Добрались они до неприютного его прибежища, смежного с пещерой, служившей тюрьмою Лисардо, и тут похотливый поклонник стал потчевать ее разными разностями, коих было у разбойников в избытке за счет окрестных селений. Алехандро был доставлен сюда же; он мог обрести свободу, но отказался, увидев, в каком положении оказалась Лаура; ей в угоду с ним обращались достаточно учтиво, ибо она сказала, что это ее брат.

Прекрасная девица трепетала, видя, что оказалась во власти злодеев; ведь прибегни этот человек к насилию, ей оставалось бы либо самоубийство, либо погибель. И о ей выпала на долю удача, если это слово уместно, когда речь идет о девице, попавшей в такое положение. Дело в том, что предводителю всей шайки, человеку весьма решительному и мастеру владеть оружием, так полюбилось ее лицо, что он стал защищать ее, ибо не мог притязать на нее сам, поскольку была она добычей другого, почти столь же могущественного, как и он; и, завидуя сопернику, атаман решил помешать тому насладиться пленницей, приписав милосердию то, что было вызвано завистью или ревностью. Лаура обрадовалась их соперничеству, увидев, что один будет защищать ее от другого, покуда небо не откроет ей способа обрести свободу. И поскольку эти двое, наводившие страх на жителей здешних мест, пытались вызвать искру веселья и радости в божественных очах Лауры, они повели ее поглядеть на их логова, причем предводитель поручился, что ей не грозит ничего, что было бы против ее воли.

Прибыли они туда, где находился Лисардо, который в те поры поневоле предавался отдыху, побежденный милосердным сном. И вот, когда робкая красавица разглядывала разные разности, скорее в угоду обоим поклонникам, которые их показывали, чем потому, что ей все это нравилось, пришла весть, что альгвасялы одного селения, в коем шайка оставила по себе не самую добрую память, двинули против них отряд. Оба разбойника всполошились и, забыв про любовь, стали думать, как отбиться: ведь когда под угрозой честь или жизнь, любовное влечение чаще всего перестает заявлять о себе, особенно, если еще не пустило корней; хотя, когда любви много лет или она связала любящих многими обязательствами, нет невозможности, перед которой она бы отступила, и опасности, которой она бы устрашилась.

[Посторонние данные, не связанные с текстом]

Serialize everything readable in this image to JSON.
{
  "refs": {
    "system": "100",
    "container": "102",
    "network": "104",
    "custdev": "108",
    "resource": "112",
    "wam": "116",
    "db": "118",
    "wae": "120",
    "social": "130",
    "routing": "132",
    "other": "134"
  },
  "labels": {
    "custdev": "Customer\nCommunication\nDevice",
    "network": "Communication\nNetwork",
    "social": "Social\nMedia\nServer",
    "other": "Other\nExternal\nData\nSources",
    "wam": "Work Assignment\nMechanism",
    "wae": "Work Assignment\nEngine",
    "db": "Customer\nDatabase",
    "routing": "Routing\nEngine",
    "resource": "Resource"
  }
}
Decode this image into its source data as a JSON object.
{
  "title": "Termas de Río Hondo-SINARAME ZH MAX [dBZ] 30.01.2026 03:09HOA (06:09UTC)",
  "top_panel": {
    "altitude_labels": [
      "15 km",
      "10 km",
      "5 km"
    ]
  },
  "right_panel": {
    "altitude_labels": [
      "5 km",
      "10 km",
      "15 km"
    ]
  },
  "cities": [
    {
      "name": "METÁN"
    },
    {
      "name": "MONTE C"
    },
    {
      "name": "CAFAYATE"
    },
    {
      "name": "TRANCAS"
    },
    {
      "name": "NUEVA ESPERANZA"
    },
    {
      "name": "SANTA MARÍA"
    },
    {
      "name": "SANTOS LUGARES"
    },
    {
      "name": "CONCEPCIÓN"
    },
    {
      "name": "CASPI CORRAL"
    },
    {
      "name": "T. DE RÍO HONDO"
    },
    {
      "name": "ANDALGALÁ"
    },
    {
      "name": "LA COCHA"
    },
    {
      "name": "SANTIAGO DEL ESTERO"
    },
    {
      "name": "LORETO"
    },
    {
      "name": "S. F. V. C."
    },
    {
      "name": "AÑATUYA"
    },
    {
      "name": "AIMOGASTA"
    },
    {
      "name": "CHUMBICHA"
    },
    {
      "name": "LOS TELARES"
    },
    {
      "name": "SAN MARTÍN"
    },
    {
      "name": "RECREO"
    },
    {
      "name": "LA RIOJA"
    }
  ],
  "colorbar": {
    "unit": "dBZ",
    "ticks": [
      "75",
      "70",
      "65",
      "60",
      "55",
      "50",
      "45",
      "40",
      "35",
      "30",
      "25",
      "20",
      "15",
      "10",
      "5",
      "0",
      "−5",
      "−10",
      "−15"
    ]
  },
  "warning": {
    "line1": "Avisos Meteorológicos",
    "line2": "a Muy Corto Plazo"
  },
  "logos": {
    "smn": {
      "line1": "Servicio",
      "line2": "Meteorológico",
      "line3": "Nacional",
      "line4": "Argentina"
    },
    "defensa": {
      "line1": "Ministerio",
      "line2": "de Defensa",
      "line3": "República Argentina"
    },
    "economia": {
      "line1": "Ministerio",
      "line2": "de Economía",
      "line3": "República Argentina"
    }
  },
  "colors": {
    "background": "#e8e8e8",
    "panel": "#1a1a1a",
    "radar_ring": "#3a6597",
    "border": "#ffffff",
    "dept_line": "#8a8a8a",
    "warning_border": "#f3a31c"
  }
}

Итак, разбойники отправились на разведку, и Лаура осталась одна, не зная, что каких-нибудь четыре шага — и она обретет все, чего жаждет ее душа. Она прошла в глубь пещеры, размышляя о том, сколь жалка жизнь разбойников, ищущих свою удачу в чулком несчастий; в этом смысле разбойники схожи с завистниками, от коих избавлены лишь несчастливцы, ибо нет у них того, что вызывает муки зависти; впрочем, муки эти, как видно, самим завистникам не во вред, ибо они живут и здравствуют, хоть внутренности у них и отравлены желчью. Так размышляла Лаура, когда почувствовала, что споткнулась о чье-то тело; и думаю, споткнулась не в первый раз. Вгляделась она и увидела человека, платившего необходимую дань своему усталому телу. Она опустила светильник, чтобы получше разглядеть лежащего, ибо женщины всегда грешат любопытством, даже если окажутся на краю гибели. Разглядела она его и переменилась в лице; пригляделась пристальней и увидела в пальцах у него чей-то портретик. Взяла Лаура портретик, поднесла к глазам и увидели они ту, чей лик украшали. «Уж не зеркальце ли», — подумала Лаура и повертела свою добычу — стекла не было. Снова повернулась она к спящему, чтобы узнать правду, — и узнала своего любимого, нашла Лисардо.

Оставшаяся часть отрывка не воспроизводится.